# 68 gto pulley alignment, please expert help!



## rond65 (Oct 14, 2018)

I don’t think I had more than 1 crank pulley when I took it apart so many years ago but maybe I did. The crank and the power steering pulley are not aligned. Does anyone know why that might be? If they did line up it looks like they would hit each other. I’ve searched but can’t figure it out. Thanks!
























Sent from my iPad using Tapatalk


----------



## rond65 (Oct 14, 2018)

Figued it out. I removed the pulleys and found that the crank pulley was from a 70-71 and that is why it didn’t align. How I got that one who knows. Unfortunately I had to buy another for $65. 

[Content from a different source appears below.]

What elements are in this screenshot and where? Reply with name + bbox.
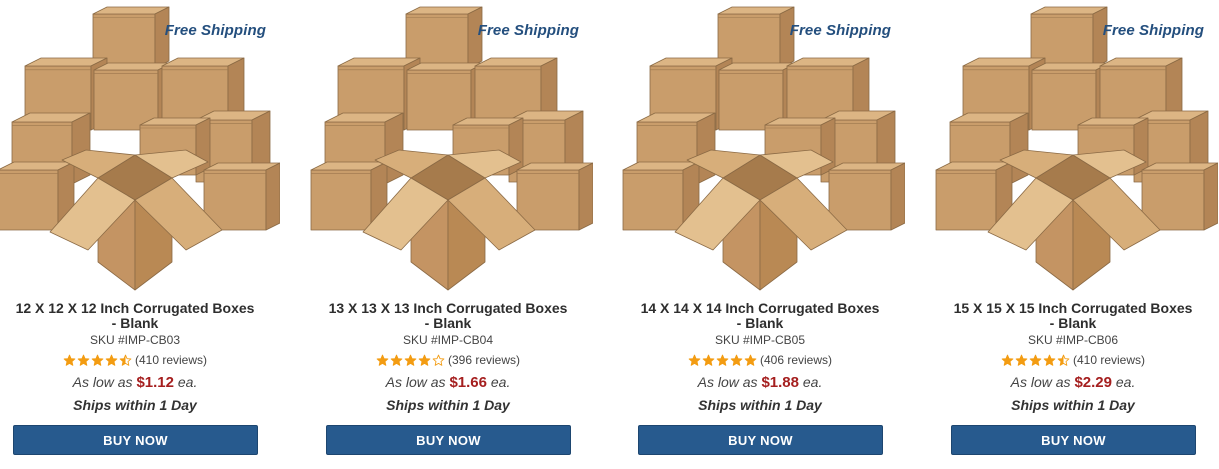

Sent from my iPad using Tapatalk


----------



## PontiacJim (Dec 29, 2012)

rond65 said:


> Figued it out. I removed the pulleys and found that the crank pulley was from a 70-71 and that is why it didn’t align. How I got that one who knows. Unfortunately I had to buy another for $65.
> 
> 
> Sent from my iPad using Tapatalk


Thanks for the photos and the follow up fix. No doubt it will help another Pontiac enthusiast in the future. With the age of these engines and the ones we buy to rebuild, it is not uncommon to find pulleys swapped around or the wrong ones thrown into "the deal" only to come off a car that was earlier or later and just doesn't quite work. :thumbsup:


----------